Finding Annie Schmidt

Although our mission so often is fraught with sadness, we press on to bring closure to those left behind. Searches are always a team effort but Great Basin K9 SAR is especially proud to have been instrumental in bringing Annie Schmidt home to her loved ones. Here is our handler Joe's first hand account of the search. Joe is a retired USMC officer and veteran of the Vietnam War. His K9 partner is Gunny:

Many of the photos below were taken by Lydia McGranahan who went along with the dog teams during the search (posted with permission.)

Annie Schmidt is the daughter of Jon Schmidt of the Piano Guys. She was a beautiful young woman with a loving spirit. Annie was last seen on Oct. 16th and was reported missing on Oct 19th. Her car was found near the Bonneville Dam in the Columbia River Gorge. It was assumed that she had gone hiking in the steep and rugged mountains south of the river. Various search and rescue teams and hundreds of volunteer searchers looked for Annie for two weeks without finding a trace. The official search was called off after two weeks. On November 10th, the 241st Birthday of the Marine Corps, my K9 Gunny led to her recovery in six hours. Here's the story:

We were contacted by a representative of the Schmidt family on November 7th who asked if we would help in the search. They offered to pay our expenses and had obtained permission from the Multnomah County Sheriff for us to search. Gunny and I, along with another handler and dog from Great Basin K9 SAR, Paul and K9 Taylor, flew on the 9th to Portland - Gunny's first plane ride - where we met up with six other dog teams from Utah, Montana, Wyoming and Idaho.

We started searching early on the morning of the 10th. I was fortunate to be assigned Lydia McGranahan as a flanker. This young woman is an avid hiker with extensive knowledge of the search area. After searching some areas down low we headed up to the north facing flank of Munra Point. Based on advice from Lydia we decided to search across the face at the 800 foot level which would put us below the cliffs which went up for over 1,000 feet.

The terrain on the face was like nothing I have ever worked before. The slope was very steep, 35 to 40 plus degrees. It was essentially a scree slope with loose rock with a rain forest growing on top of it. The footing was treacherous and there were many fallen trees and other obstacles to be dealt with. Gunny was working very hard since he not only had to deal with the terrain but he was using his nose to search at the same time. These photos give you a good idea of what the terrain was like.

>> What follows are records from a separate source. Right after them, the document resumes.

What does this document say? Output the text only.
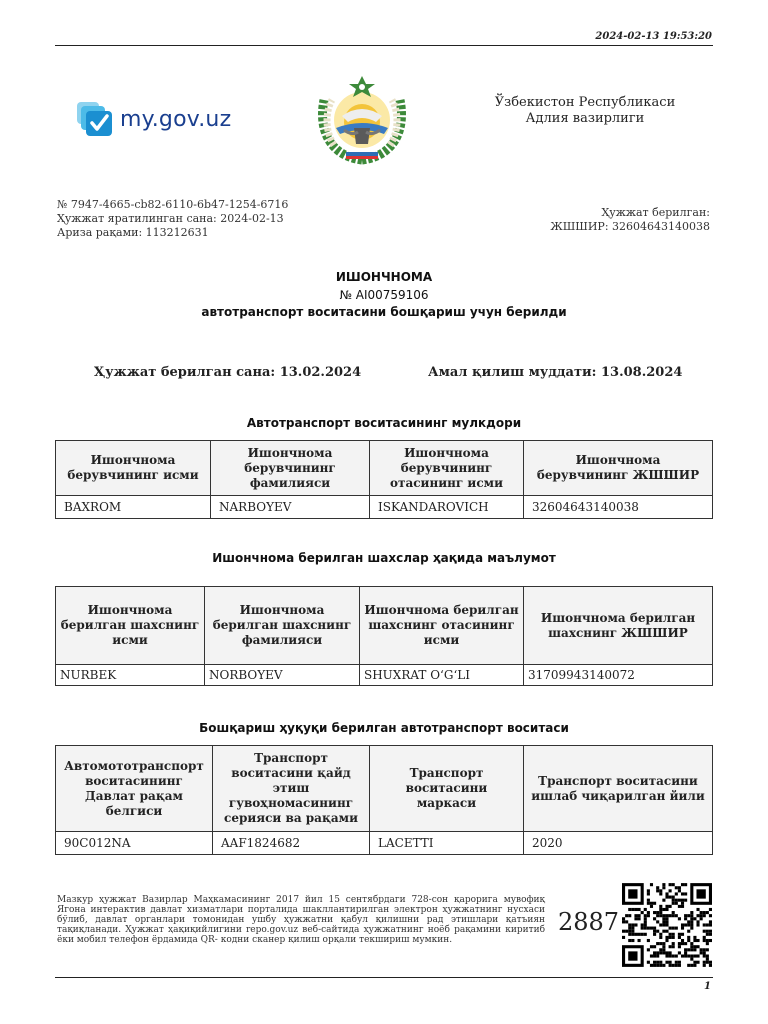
2024-02-13 19:53:20
my.gov.uz
Ўзбекистон Республикаси
Адлия вазирлиги
№ 7947-4665-cb82-6110-6b47-1254-6716
Ҳужжат яратилинган сана: 2024-02-13
Ариза рақами: 113212631
Ҳужжат берилган:
ЖШШИР: 32604643140038
ИШОНЧНОМА
№ AI00759106
автотранспорт воситасини бошқариш учун берилди
Ҳужжат берилган сана: 13.02.2024	Амал қилиш муддати: 13.08.2024
Автотранспорт воситасининг мулкдори
Ишончнома берувчининг исми	Ишончнома берувчининг фамилияси	Ишончнома берувчининг отасининг исми	Ишончнома берувчининг ЖШШИР
BAXROM	NARBOYEV	ISKANDAROVICH	32604643140038
Ишончнома берилган шахслар ҳақида маълумот
Ишончнома берилган шахснинг исми	Ишончнома берилган шахснинг фамилияси	Ишончнома берилган шахснинг отасининг исми	Ишончнома берилган шахснинг ЖШШИР
NURBEK	NORBOYEV	SHUXRAT O‘G‘LI	31709943140072
Бошқариш ҳуқуқи берилган автотранспорт воситаси
Автомототранспорт воситасининг Давлат рақам белгиси	Транспорт воситасини қайд этиш гувоҳномасининг серияси ва рақами	Транспорт воситасини маркаси	Транспорт воситасини ишлаб чиқарилган йили
90C012NA	AAF1824682	LACETTI	2020
Мазкур ҳужжат Вазирлар Маҳкамасининг 2017 йил 15 сентябрдаги 728-сон қарорига мувофиқ Ягона интерактив давлат хизматлари порталида шакллантирилган электрон ҳужжатнинг нусхаси бўлиб, давлат органлари томонидан ушбу ҳужжатни қабул қилишни рад этишлари қатъиян тақиқланади. Ҳужжат ҳақиқийлигини repo.gov.uz веб-сайтида ҳужжатнинг ноёб рақамини киритиб ёки мобил телефон ёрдамида QR- кодни сканер қилиш орқали текшириш мумкин.
2887
1
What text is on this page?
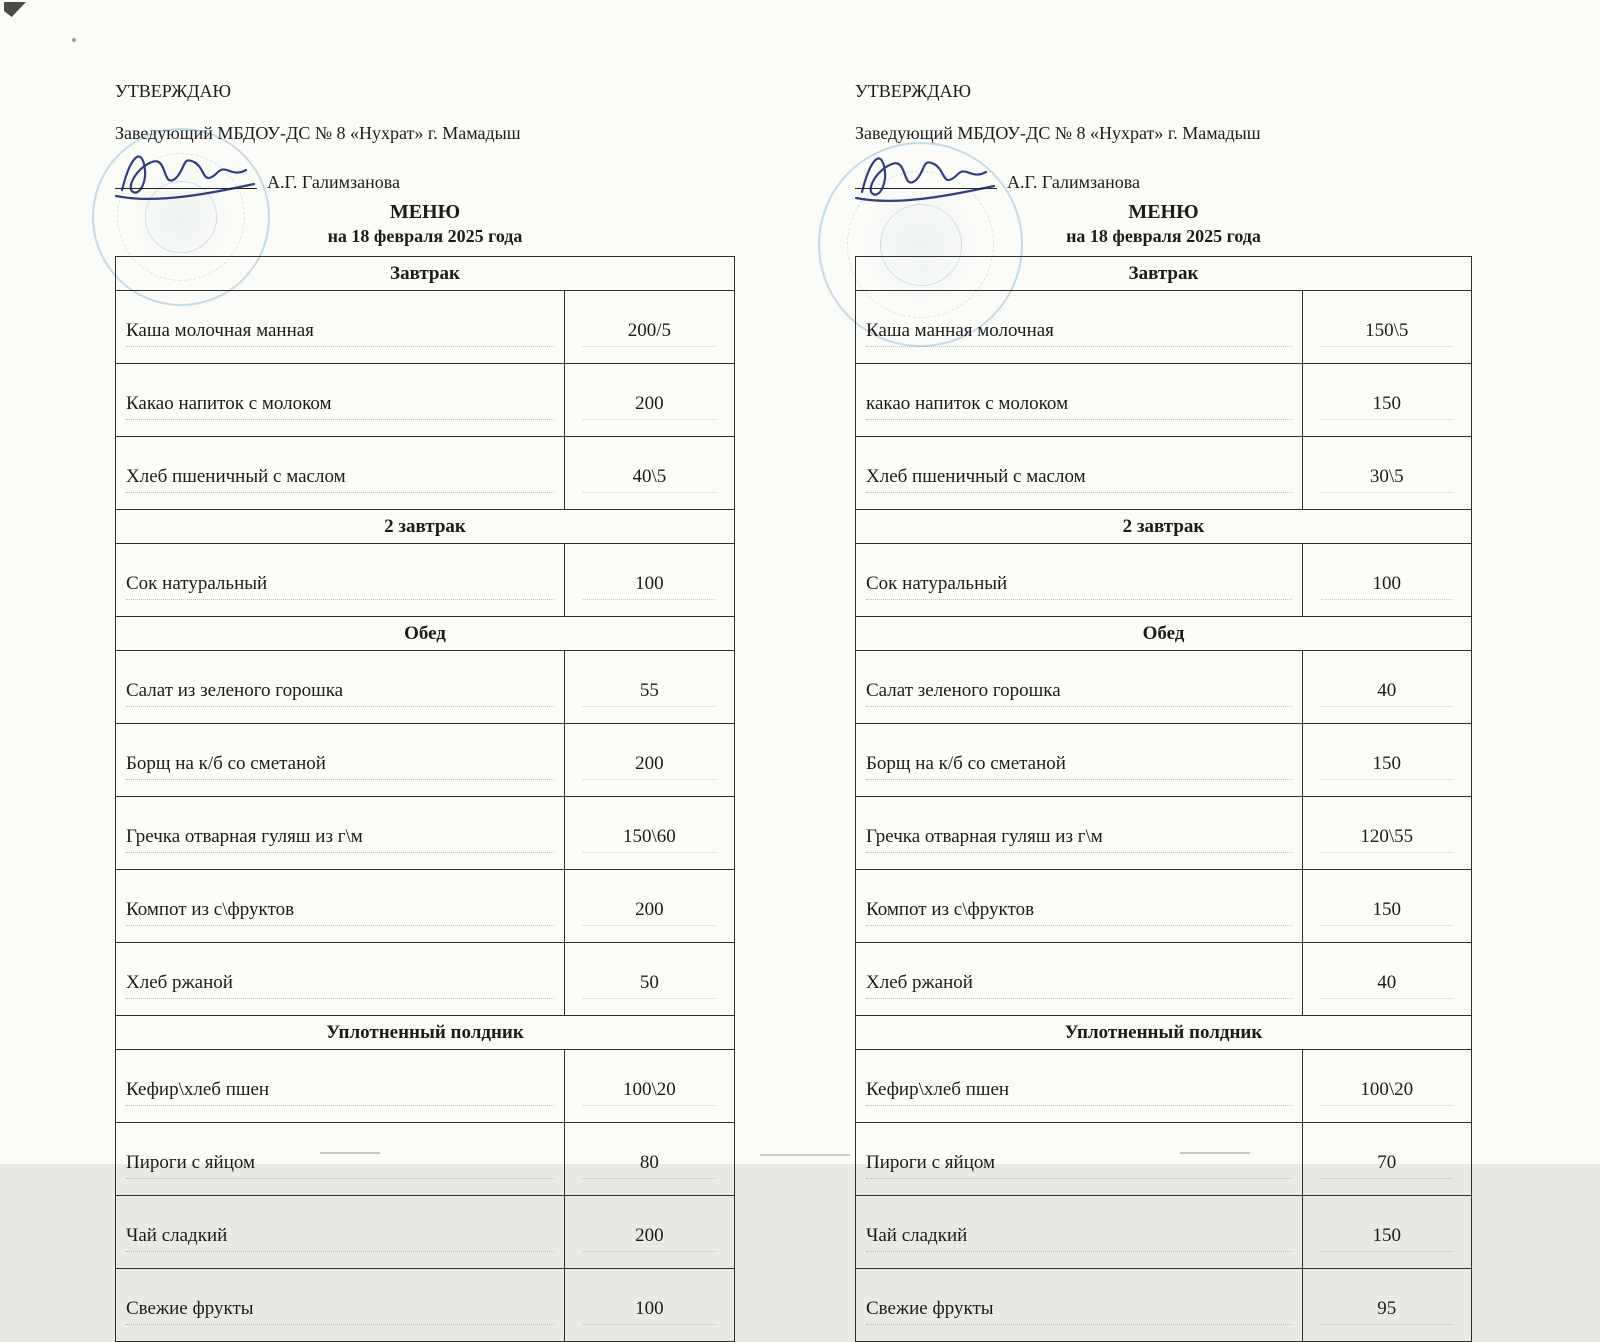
УТВЕРЖДАЮ
Заведующий МБДОУ-ДС № 8 «Нухрат» г. Мамадыш
А.Г. Галимзанова
МЕНЮ
на 18 февраля 2025 года
Завтрак	

Каша молочная манная	200/5

Какао напиток с молоком	200

Хлеб пшеничный с маслом	40\5

2 завтрак	

Сок натуральный	100

Обед	

Салат из зеленого горошка	55

Борщ на к/б со сметаной	200

Гречка отварная гуляш из г\м	150\60

Компот из с\фруктов	200

Хлеб ржаной	50

Уплотненный полдник	

Кефир\хлеб пшен	100\20

Пироги с яйцом	80

Чай сладкий	200

Свежие фрукты	100
УТВЕРЖДАЮ
Заведующий МБДОУ-ДС № 8 «Нухрат» г. Мамадыш
А.Г. Галимзанова
МЕНЮ
на 18 февраля 2025 года
Завтрак	

Каша манная молочная	150\5

какао напиток с молоком	150

Хлеб пшеничный с маслом	30\5

2 завтрак	

Сок натуральный	100

Обед	

Салат зеленого горошка	40

Борщ на к/б со сметаной	150

Гречка отварная гуляш из г\м	120\55

Компот из с\фруктов	150

Хлеб ржаной	40

Уплотненный полдник	

Кефир\хлеб пшен	100\20

Пироги с яйцом	70

Чай сладкий	150

Свежие фрукты	95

After about an hour and a half I saw Gunny start to point his nose up hill and then start to work his way up the slope. I tried to follow but he was leaving me behind. Fortunately, Lydia was much more fit than I and she stayed with him. Gunny led us up about 400 vertical feet and showed every indication that he was in strong odor. As we got close to the cliff face Gunny lost the scent. We looked up and could see several heavily vegetated ledges, a couple of which were overhanging. We moved back down the hill to the point where Gunny was in scent again and at this point he went to his final alert indication. We contacted the team that was searching the top of Munra point and they moved to a point above us and confirmed that their dog had interest up there as well. We assumed that she had fallen and was caught up on one of the ledges above.

The next morning we sent another dog team, Liz and her German Shepherd/Malinois Reu, up to where Gunny had alerted the day before. With the wind blowing from a slightly different direction, they were able to find Annie's remains just a few yards downhill and to the east of where Gunny had alerted. To quote Lydia, "Reu's nose lifted and off he went straight up the mountain following the same track the other two dogs had done. The wind was just right on this morning and Reu turned towards the east near the cliff base. I followed closely behind him trying to keep up. Communicating back to Liz what her dog was doing. And then....Reu found her. I was right behind him."

Sorry for the long-winded discussion but I am very proud of what Gunny did. He worked his nine year old butt off and wouldn't give up. He did exactly what he was trained to do and, as a result, he has brought some measure of consolation to the family at a very difficult time.

Note: Coincidentally, Joe and other GBK9SAR handlers had tested Liz and Reu for field readiness under the Tri-State testing standards just the weekend before this search. The dogs did just what they were trained to do that day.